During the 'bucks blackout, competitors leapfrogged each other to deliver discount specialty drinks. Some, like Dunkin' Donuts, went all $0.99. Others, like Biggby Coffee and Coffee Klatch, gave cups away.
I'm reminded of an ad icon who felt great brands were never built on the lean backs of discounts. It lends the sense that your only means of differentiation is your cost. Discerning users in your market -- and if they stick around long enough, they all become discerning -- might take advantage of your discount once or twice, but over time they'll start veering away from you.
Nobody professes loyalty to a five-and-dime.
I'm prattling on about this discount/differentiation thing because Ken Wheaton at Ad Age thinks the 'bucks blackout served two major purposes (neither of which had to do with turning baristas into sages):
- Proving Schultz means business about a dramatic company overhaul
- Generating serious press
Starbucks isn't about cost. It's about quality. It's about you.
I used to be a Starbucks barista, back before baristas talked crap about customers in front of you and stole merch after hours. Corporate was downright dramatic about instilling a sense of sanctity in what we do for people. I totally drank the Kool-Aid.
Sometimes I miss the days when I stank of Breakfast Blend but was able to sincerely call SBUX my "third place."
Schultz, if you bring your little green empire back to basics -- serving samples out of a French press, learning the names of regulars, and making even non-purchasing loiterers feel welcome -- I honestly think you guys can bring the fire back.

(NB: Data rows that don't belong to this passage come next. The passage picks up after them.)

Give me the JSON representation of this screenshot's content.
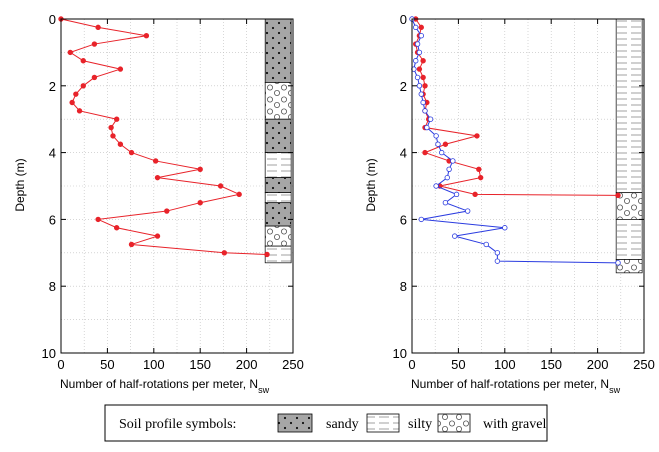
{
  "chart_data": [
    {
      "type": "line",
      "xlabel": "Number of half-rotations per meter, N",
      "xlabel_sub": "sw",
      "ylabel": "Depth  (m)",
      "xlim": [
        0,
        250
      ],
      "ylim": [
        0,
        10
      ],
      "y_inverted": true,
      "grid": true,
      "x_ticks": [
        "0",
        "50",
        "100",
        "150",
        "200",
        "250"
      ],
      "y_ticks": [
        "0",
        "2",
        "4",
        "6",
        "8",
        "10"
      ],
      "series": [
        {
          "color": "#e8232a",
          "marker": "filled-circle",
          "points": [
            [
              0,
              0
            ],
            [
              40,
              0.25
            ],
            [
              92,
              0.5
            ],
            [
              36,
              0.75
            ],
            [
              10,
              1.0
            ],
            [
              24,
              1.25
            ],
            [
              64,
              1.5
            ],
            [
              36,
              1.75
            ],
            [
              24,
              2.0
            ],
            [
              16,
              2.25
            ],
            [
              12,
              2.5
            ],
            [
              20,
              2.75
            ],
            [
              60,
              3.0
            ],
            [
              54,
              3.25
            ],
            [
              56,
              3.5
            ],
            [
              64,
              3.75
            ],
            [
              76,
              4.0
            ],
            [
              102,
              4.25
            ],
            [
              150,
              4.5
            ],
            [
              104,
              4.75
            ],
            [
              172,
              5.0
            ],
            [
              192,
              5.25
            ],
            [
              150,
              5.5
            ],
            [
              114,
              5.75
            ],
            [
              40,
              6.0
            ],
            [
              60,
              6.25
            ],
            [
              104,
              6.5
            ],
            [
              76,
              6.75
            ],
            [
              176,
              7.0
            ],
            [
              222,
              7.05
            ]
          ]
        }
      ],
      "soil_column": {
        "x_range": [
          220,
          248
        ],
        "layers": [
          {
            "type": "sandy",
            "top": 0.0,
            "bottom": 1.9
          },
          {
            "type": "gravel",
            "top": 1.9,
            "bottom": 3.0
          },
          {
            "type": "sandy",
            "top": 3.0,
            "bottom": 4.0
          },
          {
            "type": "silty",
            "top": 4.0,
            "bottom": 4.75
          },
          {
            "type": "sandy",
            "top": 4.75,
            "bottom": 5.2
          },
          {
            "type": "silty",
            "top": 5.2,
            "bottom": 5.5
          },
          {
            "type": "sandy",
            "top": 5.5,
            "bottom": 6.2
          },
          {
            "type": "gravel",
            "top": 6.2,
            "bottom": 6.8
          },
          {
            "type": "silty",
            "top": 6.8,
            "bottom": 7.3
          }
        ]
      }
    },
    {
      "type": "line",
      "xlabel": "Number of half-rotations per meter, N",
      "xlabel_sub": "sw",
      "ylabel": "Depth  (m)",
      "xlim": [
        0,
        250
      ],
      "ylim": [
        0,
        10
      ],
      "y_inverted": true,
      "grid": true,
      "x_ticks": [
        "0",
        "50",
        "100",
        "150",
        "200",
        "250"
      ],
      "y_ticks": [
        "0",
        "2",
        "4",
        "6",
        "8",
        "10"
      ],
      "series": [
        {
          "color": "#e8232a",
          "marker": "filled-circle",
          "points": [
            [
              4,
              0
            ],
            [
              10,
              0.25
            ],
            [
              8,
              0.5
            ],
            [
              4,
              0.75
            ],
            [
              6,
              1.0
            ],
            [
              12,
              1.25
            ],
            [
              8,
              1.5
            ],
            [
              12,
              1.75
            ],
            [
              14,
              2.0
            ],
            [
              12,
              2.25
            ],
            [
              16,
              2.5
            ],
            [
              14,
              2.75
            ],
            [
              18,
              3.0
            ],
            [
              14,
              3.25
            ],
            [
              70,
              3.5
            ],
            [
              36,
              3.75
            ],
            [
              14,
              4.0
            ],
            [
              40,
              4.25
            ],
            [
              72,
              4.5
            ],
            [
              74,
              4.75
            ],
            [
              30,
              5.0
            ],
            [
              68,
              5.25
            ],
            [
              222,
              5.28
            ]
          ]
        },
        {
          "color": "#2b3ce0",
          "marker": "open-circle",
          "points": [
            [
              0,
              0
            ],
            [
              4,
              0.25
            ],
            [
              10,
              0.5
            ],
            [
              6,
              0.75
            ],
            [
              8,
              1.0
            ],
            [
              4,
              1.25
            ],
            [
              2,
              1.5
            ],
            [
              6,
              1.75
            ],
            [
              8,
              2.0
            ],
            [
              10,
              2.25
            ],
            [
              12,
              2.5
            ],
            [
              14,
              2.75
            ],
            [
              20,
              3.0
            ],
            [
              16,
              3.25
            ],
            [
              26,
              3.5
            ],
            [
              28,
              3.75
            ],
            [
              32,
              4.0
            ],
            [
              44,
              4.25
            ],
            [
              40,
              4.5
            ],
            [
              38,
              4.75
            ],
            [
              26,
              5.0
            ],
            [
              48,
              5.25
            ],
            [
              36,
              5.5
            ],
            [
              60,
              5.75
            ],
            [
              10,
              6.0
            ],
            [
              100,
              6.25
            ],
            [
              46,
              6.5
            ],
            [
              80,
              6.75
            ],
            [
              92,
              7.0
            ],
            [
              92,
              7.25
            ],
            [
              222,
              7.3
            ]
          ]
        }
      ],
      "soil_column": {
        "x_range": [
          220,
          248
        ],
        "layers": [
          {
            "type": "silty",
            "top": 0.0,
            "bottom": 5.2
          },
          {
            "type": "gravel",
            "top": 5.2,
            "bottom": 6.0
          },
          {
            "type": "silty",
            "top": 6.0,
            "bottom": 7.2
          },
          {
            "type": "gravel",
            "top": 7.2,
            "bottom": 7.6
          }
        ]
      }
    }
  ],
  "legend": {
    "title": "Soil profile symbols:",
    "sandy_label": "sandy",
    "silty_label": "silty",
    "gravel_label": "with gravel"
  }
}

You've always had the magic formula. Surprise, surprise! It wasn't breakfast sandwiches or copies of The Kite Runner. Just stop with this too-big-for-the-little-things nonsense.
8 comments:
Sure, the stunt sort of worked as intended (and as you and Wheaton picked up), but isn't it a little too late (as in "way too late...") to try to rescue Starbucks's long gone reputation? Even a "sebatacle" isn't going to do much to change the reality that Starbucks is now the the ten-ton Microsoft sloth of middle-brow coffee. It's just too big to do what it used to do when it was smaller; and smaller chains have and will step in to do all that so much better. It needs to concentrate on becoming the Wal-Mart of coffee instead of pretending to be Peet's circa 1990.
Oh god Jimmy. As a Starbucks loyalist, I can't stomach the idea of it becoming the industry WalMart.
Not all dinosaurs need to go Walton Way. If it plays its cards right, it could still be the coffee man's Target -- a happy medium.
But Starbucks is already the thousand pound gorilla of coffee; it's only smaller outfits like Peet's that stand even a chance of playing Target to Starbucks's Wal-Mart. But neither of them have a hope in hell of developing the sort of ruthless targeted humour behind the Tarzheh image phenomenon, have they?
I still say Starbucks could. Dunkin' can keep all that thrifty dinosaur glamour to itself.
Well, I trust that when you're the CEO of Starbucks, you'll make things better :-). Until then, it's The Milano on Telegraph or Tully's in Oaktown for this old dinosaur :-).
Fuck, I forgot about Tully's.
I really liked Tully's.
And it's still there, of course, right next to the BART entrance on Broadway... Tully's is the sort of chain that I can actually go to without feeling an awful pang of conscience. Still prefer the Milano micro-chain, though -- just the right mix of good coffee, so-so food, dirt, sleaze, sarcastic staff, and odd patrons.